There was a general improvement between baseline and follow-up in the measures of malocclusion, as well as OHQoL. Multiple linear regression indicated that there were significant cross-sectional associations at baseline between OHQoL and SES (rho = -0.11; P = 0.006), SE (rho = -0.50; P < 0.001), and self-assessed IOTN (rho = 0.27; P < 0.001). There were significant longitudinal associations between the change in OHQoL and change in SE (rho = -0.46; P < 0.001) and change in the decayed, missing, or filled surfaces (rho = -0.24; P = 0.001). The mean improvement in the total CPQ11-14 ISF-16 score for those with a history of orthodontic treatment was 3.2 (SD = 6.9; P = 0.009) and 2.4 (SD = 8.8; P < 0.001) for those with no history of treatment. The difference was not statistically significant (P = 0.584).

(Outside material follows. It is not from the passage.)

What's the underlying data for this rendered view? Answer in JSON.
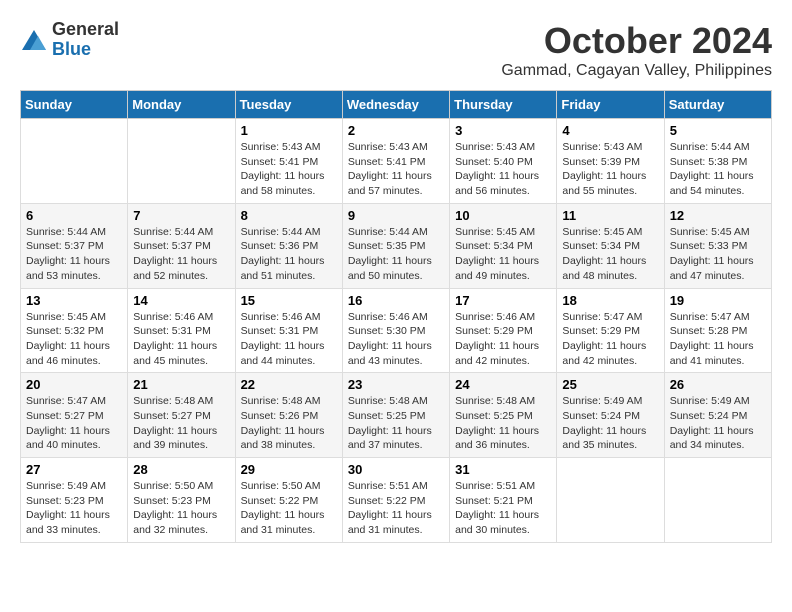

OHQoL improved in young people over time, whether they gave a history of orthodontic treatment or not. Individual and environmental characteristics influence OHQoL and should be taken into account in future studies.
随着时间推移,研究年轻人的牙齿外观、个人及其环境特征与口腔健康相关生活质量(OHQoL)之间的关系。
从七所不同的XX学校招募了374名11 - 12岁的年轻人(122名男孩,252名女孩)作为基线研究对象,三年后对其中258人(78名男孩,180名女孩)进行随访,年龄为14 - 15岁(应答率为69%)。参与者完成了一项OHQoL测量(CPQ11 - 14 ISF - 16)和自尊测量(SE,CHQ - CF87)。进行了临床检查,包括临床医生和自我评估的正畸治疗需求规范测量[正畸治疗需求指数(IOTN)]和龋齿情况。使用多重贫困指数来表示社会经济地位(SES)。
在基线和随访之间,错颌畸形测量以及OHQoL总体上有所改善。多元线性回归表明,在基线时,OHQoL与SES(rho = - 0.11;P = 0.006)、SE(rho = - 0.50;P < 0.001)以及自我评估的IOTN(rho = 0.27;P < 0.001)之间存在显著的横断面关联。OHQoL的变化与SE的变化(rho = - 0.46;P < 0.001)以及龋失补牙面的变化(rho = - 0.24;P = 0.001)之间存在显著的纵向关联。有正畸治疗史者的CPQ11 - 14 ISF - 16总分平均改善了3.2(标准差 = 6.9;P = 0.009),无正畸治疗史者的平均改善了2.4(标准差 = 8.8;P < 0.001)。差异无统计学意义(P = 0.584)。
无论年轻人有无正畸治疗史,随着时间推移其OHQoL均有所改善。个人和环境特征会影响OHQoL,在未来研究中应予以考虑。